The Senate voted 99-0 on Thursday to extend the Iran Sanctions Act for another ten years.
The vote follows a 419-1 vote in the House of Representatives last month. The bill will now go the president for his signature.
Senate Majority Leader Mitch McConnell (R-Ky.) said that it was necessary to extend the legislation “given Iran’s continued pattern of aggression and the country’s persistent efforts to expand its sphere of influence across the region.”
“We can ill afford to allow sanctions that deter and impede Iran’s development of conventional weapons of mass destruction to expire,” Sen. Richard Blumenthal (D-Conn.), who supported the nuclear deal with Iran last year, said on the floor of the Senate.
“We need this legal framework to address any Iranian violations of the deal so that sanctions can be rapidly put in place if necessary,” added Sen.
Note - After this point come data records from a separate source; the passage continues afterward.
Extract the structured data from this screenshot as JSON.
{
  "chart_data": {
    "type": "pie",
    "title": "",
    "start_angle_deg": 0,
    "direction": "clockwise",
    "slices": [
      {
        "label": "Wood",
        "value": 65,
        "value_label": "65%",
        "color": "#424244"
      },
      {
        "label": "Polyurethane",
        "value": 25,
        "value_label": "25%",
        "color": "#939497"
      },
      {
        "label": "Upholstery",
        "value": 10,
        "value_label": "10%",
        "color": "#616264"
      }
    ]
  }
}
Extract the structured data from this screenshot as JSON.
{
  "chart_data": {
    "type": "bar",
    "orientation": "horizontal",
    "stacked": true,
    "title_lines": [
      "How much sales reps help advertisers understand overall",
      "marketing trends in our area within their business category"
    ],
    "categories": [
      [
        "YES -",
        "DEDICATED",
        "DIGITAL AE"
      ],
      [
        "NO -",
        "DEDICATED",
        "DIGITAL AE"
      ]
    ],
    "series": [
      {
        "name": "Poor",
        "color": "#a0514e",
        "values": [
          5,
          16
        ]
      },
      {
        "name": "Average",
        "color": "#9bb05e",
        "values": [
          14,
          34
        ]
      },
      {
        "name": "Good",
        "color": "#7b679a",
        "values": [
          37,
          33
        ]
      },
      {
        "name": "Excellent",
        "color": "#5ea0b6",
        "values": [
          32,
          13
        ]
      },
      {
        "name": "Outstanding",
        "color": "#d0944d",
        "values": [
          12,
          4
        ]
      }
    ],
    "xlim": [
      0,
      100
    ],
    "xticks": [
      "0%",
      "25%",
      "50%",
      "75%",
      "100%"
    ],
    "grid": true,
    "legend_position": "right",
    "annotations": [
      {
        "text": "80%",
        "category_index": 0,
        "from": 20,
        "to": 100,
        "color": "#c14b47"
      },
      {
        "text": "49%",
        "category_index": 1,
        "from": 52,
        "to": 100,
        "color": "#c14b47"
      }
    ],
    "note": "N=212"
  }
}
Gary Peters (D-Mich.), who also supported the nuclear deal. Iran has already been found to have twice violated its limits on heavy water, a component that can be used to make a nuclear weapon.
Iranian government officials have claimed that extending the law would constitute a violation of the deal, a charge Peters called “not true.”
Benham Ben Taleblu, a senior analyst for the Foundation for Defense of Democracies, has written that Iran’s claims that extending existing sanctions violates the deal are part of a “broader strategy” to extract more sanctions relief than it already negotiated.
White House spokesman Josh Earnest was non-committal when asked whether President Barack Obama would sign the legislation. “The administration continues to retain substantial authorities that can be used to impose financial sanctions on the Iranian regime.” However, Earnest said, “There are plenty of times where the president has signed into law bills that Congress has passed that we’re not sure are entirely necessary.”
The Washington Free Beacon reported that members of the administration, including Secretary of State John Kerry, “made a final push in recent weeks to convince lawmakers to abandon the new sanctions.”
President Obama has up to ten days exclusive of Sundays to veto the bill, after which it automatically becomes law.
In his floor speech, Peters also criticized the International Atomic Energy Agency (IAEA) for withholding important details from its reporting on Iran’s nuclear program, a concern he shared in an open letter to Obama earlier this year. A former deputy director-general of the IAEA and a nuclear proliferation think tank have expressed similar concerns in recent weeks.